Bowker kam zum Streifenwagen und zog die Pistole.
Unterwegs zog er den Schlitten zurück, lud eine Kugel durch und ließ den Schlitten vorschnellen, kl-klack! Joels Herz machte einen Satz, doch der Cop stellte sich bloß neben den Wagen, starrte in den Wald und rieb sich den Kinnbart.
Eine Weile später kam die selbst ernannte Schlange aus der Umzäunung. Bowker öffnete Fishers Tür, Euchiss die von Joel. »Aussteigen«, knurrte der Killer und zog ihn am Arm. Joel taumelte, der Kies drückte sich in seine nackten Füße. »Wenn ihr versucht, Mätzchen zu machen, bläst euch mein Kumpel das Hirn raus.« Er grub in seiner Tasche, zog ein Mehrzweckmesser heraus und klappte es auf. Joel zuckte zusammen, doch Euchiss hielt ihn fest und schnitt den Kabelbinder durch.
Dann drehte er Joel an der Schulter um und schob ihn auf das Tierheim zu. »Geh.«
Joel rieb sich die Handgelenke. »Was sollen wir denn machen?«
»Habe ich gesagt: rede?« Euchiss schnitt Fish die Fesseln durch, zog seinen Taser hervor und lud eine neue Kartusche. »Wir haben hier ein bisschen echte Arbeit zu erledigen. Miss Cutty möchte, dass wir einen Stapel Käfige in den LKW laden und sie zum Steinbruch bringen.«
Die vier gingen in die Umzäunung und zur Rückseite des Gebäudes über einen Kiesweg zu einer offenen Tür, vor der der kleine LKW abgestellt war.
Als sie näher kamen, hörte Joel das Jaulen von Katzen aus dem Tierheim. Im Inneren erwartete sie ein schrecklicher Anblick. Vielleicht zweihundert Drahtkäfige waren in einem weitläufigen Betonraum gestapelt, jeweils sechs übereinander. Sie waren klein, eher Waschbärfallen als Tierboxen. Der beißende Gestank von Katzenkot in der Luft ließ die Augen tränen, und eine Armee von winzigen Pfoten reckte sich durch die glänzenden Stangen wie die Hände von Kriegsgefangenen in einem mittelalterlichen Kerker.

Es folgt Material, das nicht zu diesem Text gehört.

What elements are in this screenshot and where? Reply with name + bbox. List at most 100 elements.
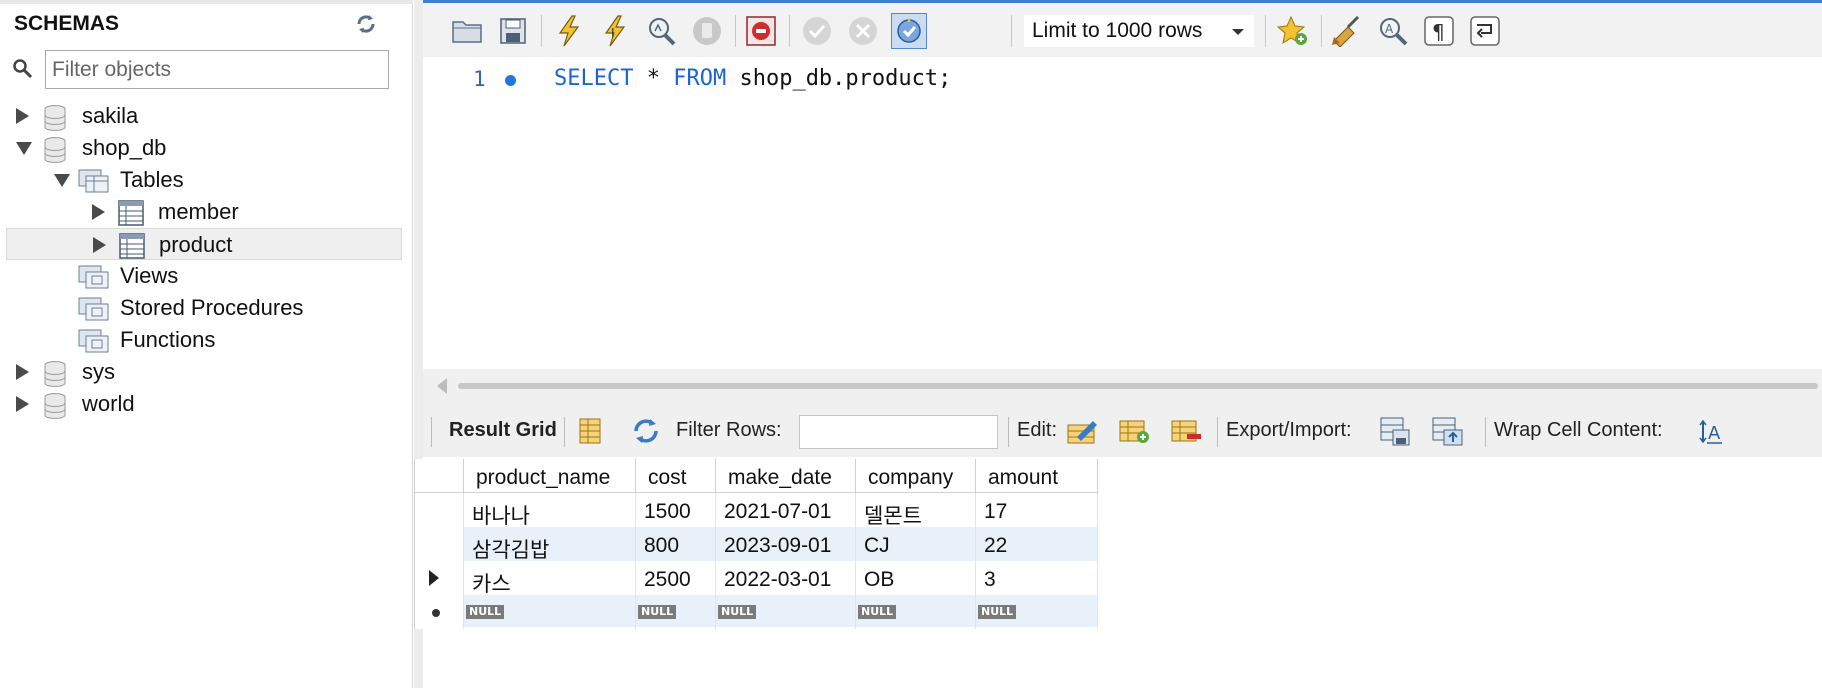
import-icon[interactable] [1430,415,1464,447]
table-cell[interactable]: NULL [716,595,856,629]
table-row[interactable]: 삼각김밥 800 2023-09-01 CJ 22 [414,527,1098,562]
autocommit-icon[interactable] [891,13,927,49]
save-icon[interactable] [495,13,531,49]
expand-arrow-icon[interactable] [93,237,106,253]
tree-item-label: product [159,232,233,257]
scroll-left-icon[interactable] [437,378,447,394]
table-cell[interactable]: 삼각김밥 [464,527,636,562]
new-row-selector[interactable] [414,595,464,629]
table-cell[interactable]: 카스 [464,561,636,596]
export-import-label: Export/Import: [1226,419,1352,441]
expand-arrow-icon[interactable] [92,204,105,220]
row-selector[interactable] [414,527,464,561]
limit-rows-select[interactable]: Limit to 1000 rows [1023,14,1255,48]
table-cell[interactable]: OB [856,561,976,595]
tree-item-tables[interactable]: Tables [0,164,402,196]
table-cell[interactable]: NULL [636,595,716,629]
column-header[interactable]: company [856,459,976,493]
form-editor-icon[interactable] [573,415,607,447]
error-stop-icon[interactable] [743,13,779,49]
add-row-icon[interactable] [1117,415,1151,447]
table-row[interactable]: 카스 2500 2022-03-01 OB 3 [414,561,1098,596]
tree-item-sys[interactable]: sys [0,356,402,388]
column-header[interactable]: product_name [464,459,636,493]
sql-editor[interactable]: 1 SELECT * FROM shop_db.product; [423,57,1822,369]
svg-text:I: I [611,26,615,40]
table-cell[interactable]: NULL [976,595,1098,629]
column-header[interactable]: cost [636,459,716,493]
tree-item-functions[interactable]: Functions [0,324,402,356]
table-icon [118,200,144,226]
table-cell[interactable]: 22 [976,527,1098,561]
tree-item-world[interactable]: world [0,388,402,420]
wrap-icon[interactable] [1467,13,1503,49]
null-badge: NULL [858,605,897,619]
tree-item-shop-db[interactable]: shop_db [0,132,402,164]
bookmark-star-icon[interactable] [1275,13,1311,49]
rollback-icon[interactable] [845,13,881,49]
table-cell[interactable]: 2022-03-01 [716,561,856,595]
column-header[interactable]: make_date [716,459,856,493]
delete-row-icon[interactable] [1169,415,1203,447]
new-row[interactable]: NULL NULL NULL NULL NULL [414,595,1098,629]
wrap-cell-icon[interactable]: A [1698,415,1732,447]
table-cell[interactable]: CJ [856,527,976,561]
null-badge: NULL [718,605,757,619]
search-icon [13,59,33,79]
table-cell[interactable]: 2500 [636,561,716,595]
collapse-arrow-icon[interactable] [54,174,70,187]
refresh-icon[interactable] [354,12,378,36]
table-cell[interactable]: 3 [976,561,1098,595]
horizontal-scrollbar[interactable] [423,369,1822,403]
table-row[interactable]: 바나나 1500 2021-07-01 델몬트 17 [414,493,1098,528]
open-folder-icon[interactable] [449,13,485,49]
tree-item-product[interactable]: product [6,228,402,260]
tree-item-sakila[interactable]: sakila [0,100,402,132]
collapse-arrow-icon[interactable] [16,142,32,155]
grid-header-row[interactable]: product_name cost make_date company amount [414,459,1098,493]
table-cell[interactable]: 2021-07-01 [716,493,856,527]
tree-item-label: sakila [82,103,139,128]
result-grid-tab[interactable]: Result Grid [449,419,557,442]
edit-label: Edit: [1017,419,1058,441]
expand-arrow-icon[interactable] [16,364,29,380]
filter-objects-input[interactable] [45,50,389,89]
stop-icon[interactable] [689,13,725,49]
table-cell[interactable]: 2023-09-01 [716,527,856,561]
table-cell[interactable]: NULL [464,595,636,629]
execute-icon[interactable] [551,13,587,49]
column-header[interactable]: amount [976,459,1098,493]
expand-arrow-icon[interactable] [16,108,29,124]
table-cell[interactable]: 델몬트 [856,493,976,528]
edit-row-icon[interactable] [1065,415,1099,447]
svg-text:¶: ¶ [1432,20,1445,44]
tree-item-stored-procedures[interactable]: Stored Procedures [0,292,402,324]
table-cell[interactable]: 800 [636,527,716,561]
expand-arrow-icon[interactable] [16,396,29,412]
tree-item-member[interactable]: member [0,196,402,228]
invisible-chars-icon[interactable]: ¶ [1421,13,1457,49]
table-cell[interactable]: 바나나 [464,493,636,528]
tree-item-label: world [82,391,135,416]
export-icon[interactable] [1378,415,1412,447]
sql-code-line[interactable]: SELECT * FROM shop_db.product; [554,66,951,91]
sql-text: * [633,66,674,91]
sql-text: shop_db.product; [726,66,952,91]
table-cell[interactable]: 17 [976,493,1098,527]
row-selector[interactable] [414,561,464,595]
execute-current-icon[interactable]: I [597,13,633,49]
table-cell[interactable]: 1500 [636,493,716,527]
find-icon[interactable]: A [1375,13,1411,49]
current-row-marker-icon [429,570,439,586]
commit-icon[interactable] [799,13,835,49]
null-badge: NULL [638,605,677,619]
row-selector[interactable] [414,493,464,527]
refresh-icon[interactable] [629,415,663,447]
tree-item-label: Stored Procedures [120,295,304,320]
beautify-icon[interactable] [1329,13,1365,49]
explain-icon[interactable] [643,13,679,49]
tree-item-views[interactable]: Views [0,260,402,292]
table-cell[interactable]: NULL [856,595,976,629]
filter-rows-input[interactable] [799,415,998,449]
scrollbar-thumb[interactable] [458,383,1818,389]
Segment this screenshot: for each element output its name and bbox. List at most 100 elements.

»Oh Gott«, entfuhr es Fish.
»Ladet die Käfige in den LKW«, sagte Euchiss.
»Was machen Sie mit denen?«
»Ich weiß es, und du wirst es noch herausfinden.« Der rothaarige Killer drängte ihn mit dem Taser voran. »Zack, zack. An die Arbeit.«
Der polierte Betonboden war eiskalt und glatt wie Marmor unter Joels nackten Füßen. Er ging zum vordersten Stapel Käfige – hier waren es nur drei Stück übereinander – , schob die Finger zwischen die Stäbe und hob ihn hoch. Die plüschige Katze darin schlug mit der Pforte nach seiner Hand und jammerte mit heiserer Stimme: »Jaaauull.«
Joel sah Bowker an. Der Lieutenant zog die Mundwinkel zurück und setzte ein fieses, gebieterisches Lächeln auf. Na los, mach schon, was man dir gesagt hat.